Tovecimig Shows Survival Promise in Biliary Tract Cancer
The company's lead candidate tovecimig, a DLL4 x VEGF-A bispecific antibody, met its primary endpoint in the randomized Phase 2/3 COMPANION-002 study in patients with biliary tract cancer. The combination of tovecimig plus paclitaxel significantly improved overall response rate compared to paclitaxel alone.
Notably, fewer deaths have been observed in the study than originally projected, which the company believes may suggest tovecimab could be affecting overall survival in the patient population. The pre-specified number of pooled overall survival events (80%) required to trigger secondary endpoint analyses has not yet been met, pushing the timeline for overall survival and progression-free survival analyses to Q1 2026.

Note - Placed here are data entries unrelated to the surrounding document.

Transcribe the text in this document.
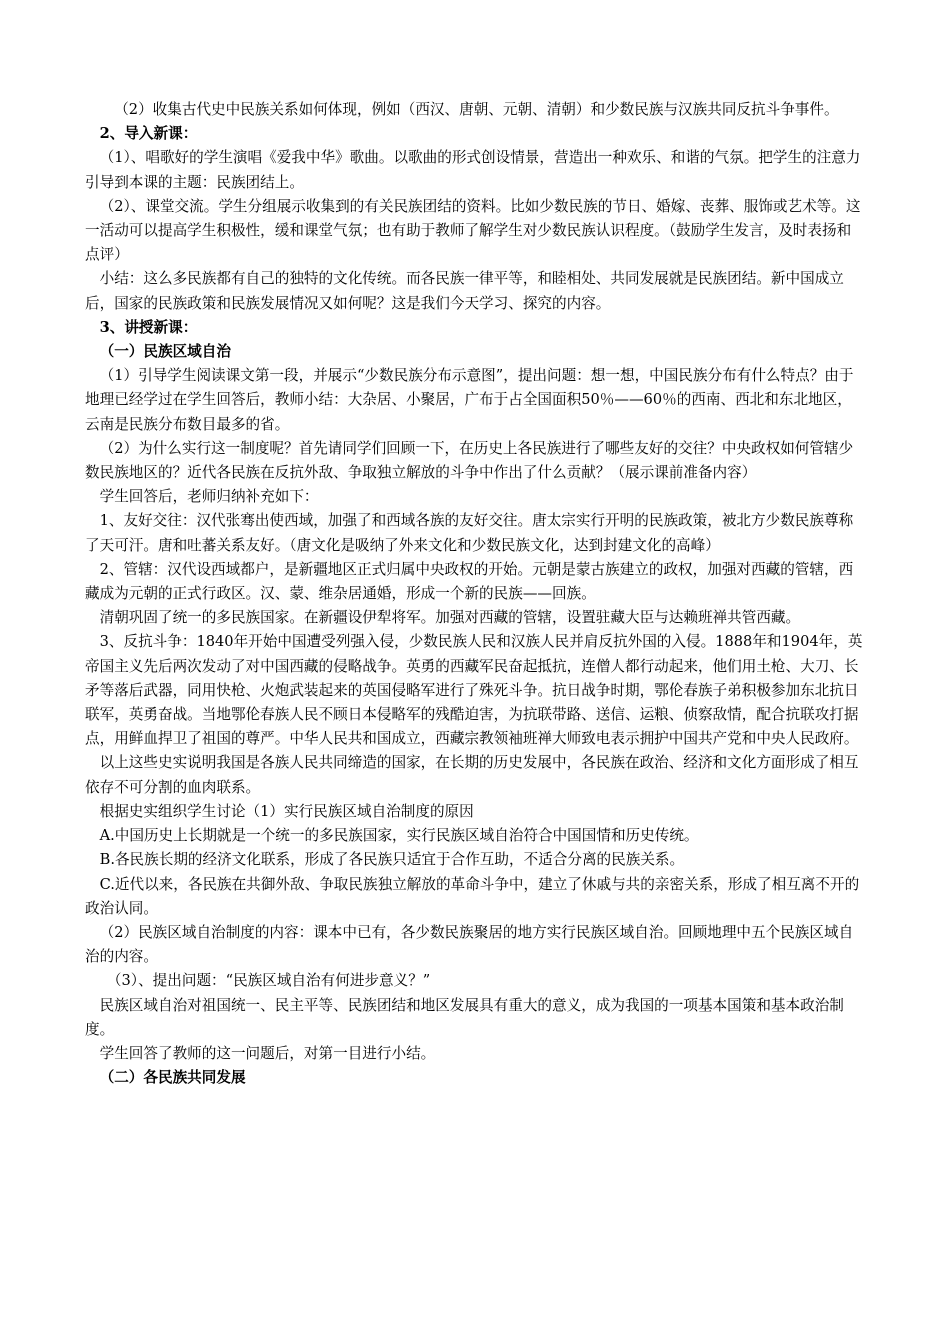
（2）收集古代史中民族关系如何体现，例如（西汉、唐朝、元朝、清朝）和少数民族与汉族共同反抗斗争事件。

2、导入新课：

（1）、唱歌好的学生演唱《爱我中华》歌曲。以歌曲的形式创设情景，营造出一种欢乐、和谐的气氛。把学生的注意力引导到本课的主题：民族团结上。

（2）、课堂交流。学生分组展示收集到的有关民族团结的资料。比如少数民族的节日、婚嫁、丧葬、服饰或艺术等。这一活动可以提高学生积极性，缓和课堂气氛；也有助于教师了解学生对少数民族认识程度。（鼓励学生发言，及时表扬和点评）

小结：这么多民族都有自己的独特的文化传统。而各民族一律平等，和睦相处、共同发展就是民族团结。新中国成立后，国家的民族政策和民族发展情况又如何呢？这是我们今天学习、探究的内容。

3、讲授新课：

（一）民族区域自治

（1）引导学生阅读课文第一段，并展示“少数民族分布示意图”，提出问题：想一想，中国民族分布有什么特点？由于地理已经学过在学生回答后，教师小结：大杂居、小聚居，广布于占全国面积50％——60％的西南、西北和东北地区，云南是民族分布数目最多的省。

（2）为什么实行这一制度呢？首先请同学们回顾一下，在历史上各民族进行了哪些友好的交往？中央政权如何管辖少数民族地区的？近代各民族在反抗外敌、争取独立解放的斗争中作出了什么贡献？（展示课前准备内容）

学生回答后，老师归纳补充如下：

1、友好交往：汉代张骞出使西域，加强了和西域各族的友好交往。唐太宗实行开明的民族政策，被北方少数民族尊称了天可汗。唐和吐蕃关系友好。（唐文化是吸纳了外来文化和少数民族文化，达到封建文化的高峰）

2、管辖：汉代设西域都户，是新疆地区正式归属中央政权的开始。元朝是蒙古族建立的政权，加强对西藏的管辖，西藏成为元朝的正式行政区。汉、蒙、维杂居通婚，形成一个新的民族——回族。

清朝巩固了统一的多民族国家。在新疆设伊犁将军。加强对西藏的管辖，设置驻藏大臣与达赖班禅共管西藏。

3、反抗斗争：1840年开始中国遭受列强入侵，少数民族人民和汉族人民并肩反抗外国的入侵。1888年和1904年，英帝国主义先后两次发动了对中国西藏的侵略战争。英勇的西藏军民奋起抵抗，连僧人都行动起来，他们用土枪、大刀、长矛等落后武器，同用快枪、火炮武装起来的英国侵略军进行了殊死斗争。抗日战争时期，鄂伦春族子弟积极参加东北抗日联军，英勇奋战。当地鄂伦春族人民不顾日本侵略军的残酷迫害，为抗联带路、送信、运粮、侦察敌情，配合抗联攻打据点，用鲜血捍卫了祖国的尊严。中华人民共和国成立，西藏宗教领袖班禅大师致电表示拥护中国共产党和中央人民政府。

以上这些史实说明我国是各族人民共同缔造的国家，在长期的历史发展中，各民族在政治、经济和文化方面形成了相互依存不可分割的血肉联系。

根据史实组织学生讨论（1）实行民族区域自治制度的原因

A.中国历史上长期就是一个统一的多民族国家，实行民族区域自治符合中国国情和历史传统。

B.各民族长期的经济文化联系，形成了各民族只适宜于合作互助，不适合分离的民族关系。

C.近代以来，各民族在共御外敌、争取民族独立解放的革命斗争中，建立了休戚与共的亲密关系，形成了相互离不开的政治认同。

（2）民族区域自治制度的内容：课本中已有，各少数民族聚居的地方实行民族区域自治。回顾地理中五个民族区域自治的内容。

（3）、提出问题：“民族区域自治有何进步意义？”

民族区域自治对祖国统一、民主平等、民族团结和地区发展具有重大的意义，成为我国的一项基本国策和基本政治制度。

学生回答了教师的这一问题后，对第一目进行小结。

（二）各民族共同发展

"Following our previous announcement that the tovecimig Phase 2/3 trial met the primary endpoint of overall response rate, we are encouraged to see fewer deaths in the study than we originally modeled," said Thomas Schuetz, MD, PhD, Chief Executive Officer and Vice Chairman of the Board of Directors.
Deep Responses Observed with CTX-8371
The company's PD-1 x PD-L1 bispecific antibody CTX-8371 demonstrated notable efficacy in the post-checkpoint inhibitor setting. Within the first four dosing cohorts comprising 12 evaluable patients, one of five patients with non-small cell lung cancer achieved complete resolution of all measurable target tumor lesions, with baseline measurements of 59 mm reduced to zero. Additionally, one of three patients with triple-negative breast cancer achieved over 90% reduction in target tumor lesions, from 87 mm at baseline to 7 mm.

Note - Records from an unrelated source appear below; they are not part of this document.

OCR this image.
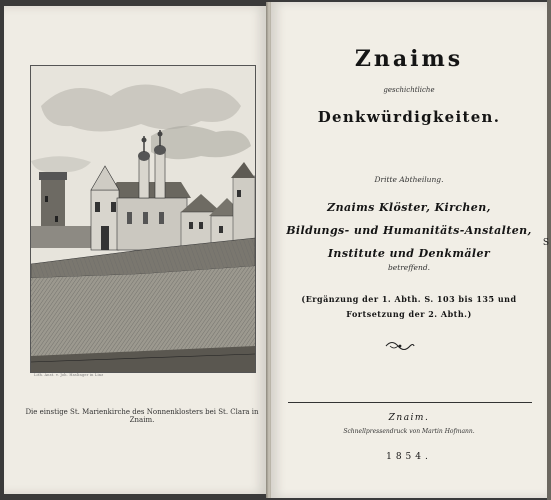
S
Lith. Anst. v. Joh. Haslinger in Linz
Die einstige St. Marienkirche des Nonnenklosters bei St. Clara in Znaim.
Znaims
geschichtliche
Denkwürdigkeiten.
Dritte Abtheilung.
Znaims Klöster, Kirchen,
Bildungs- und Humanitäts-Anstalten,
Institute und Denkmäler
betreffend.
(Ergänzung der 1. Abth. S. 103 bis 135 und
Fortsetzung der 2. Abth.)
Znaim.
Schnellpressendruck von Martin Hofmann.
1854.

Based on these responses, Compass plans to initiate expansion cohorts focusing on non-small cell lung cancer and triple-negative breast cancer in Q4 2025. The Phase 1 dose-escalation study is currently enrolling its fifth and final dosing cohort, with CTX-8371 being generally well tolerated and no dose-limiting toxicities observed to date.
CTX-10726 Outperforms Competitor in Preclinical Studies
Compass's PD-1 x VEGF-A bispecific antibody CTX-10726 demonstrated superior performance compared to ivonescimab, a leading candidate in the class, across multiple preclinical models. In head-to-head studies using a human non-small cell lung cancer xenograft mouse model, CTX-10726-treated mice had significantly lower average tumor volume than those treated with ivonescimab.

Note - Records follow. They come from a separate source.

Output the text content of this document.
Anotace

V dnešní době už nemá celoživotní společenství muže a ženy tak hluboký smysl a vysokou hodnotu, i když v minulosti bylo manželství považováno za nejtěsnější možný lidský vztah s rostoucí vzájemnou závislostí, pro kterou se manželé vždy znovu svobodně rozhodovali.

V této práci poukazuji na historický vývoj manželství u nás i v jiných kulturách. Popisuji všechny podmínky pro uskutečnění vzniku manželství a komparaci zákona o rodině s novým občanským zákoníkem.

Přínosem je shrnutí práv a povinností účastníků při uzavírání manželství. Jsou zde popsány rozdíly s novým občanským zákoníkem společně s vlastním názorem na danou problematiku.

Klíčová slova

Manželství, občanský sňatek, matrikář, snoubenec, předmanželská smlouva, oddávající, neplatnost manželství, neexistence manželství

The compound also showed superior PD-1 inhibition and tumor control in a mouse model of PD-1 blockade, along with more potent PD-1 blockade in in vitro studies compared to ivonescimab. CTX-10726 is designed to synergistically deliver VEGF-A blockade and checkpoint inhibition, with potential applications across multiple solid tumor indications.
"We are happy to share initial preclinical data suggesting superiority to ivonescimab, a leading candidate in the class, in both PD-1 inhibition and anti-tumor activity in relevant mouse models," Dr. Schuetz noted. The company expects to submit an IND for CTX-10726 in Q4 2025.
Financial Position and Pipeline Expansion
Compass ended the second quarter with $101 million in cash and marketable securities, compared to $127 million at year-end 2024, providing an anticipated cash runway into 2027. Research and development expenses increased 47% to $16.4 million for the quarter, primarily due to additional manufacturing expenses of $5.7 million related to tovecimig and CTX-10726.
The company is also advancing CTX-471, a CD137 agonist antibody that binds to a unique epitope of the co-stimulatory molecule 4-1BB. Compass expects to initiate a Phase 2 trial of CTX-471 in patients with tumors expressing NCAM (CD56) in the second half of 2025.
Additionally, preparations continue for a Phase 2 basket study of tovecimig in a broader set of DLL4+ cancers, including gastric, ovarian, renal, hepatocellular, and colorectal cancers, expected to begin following secondary endpoint analyses from the COMPANION-002 trial.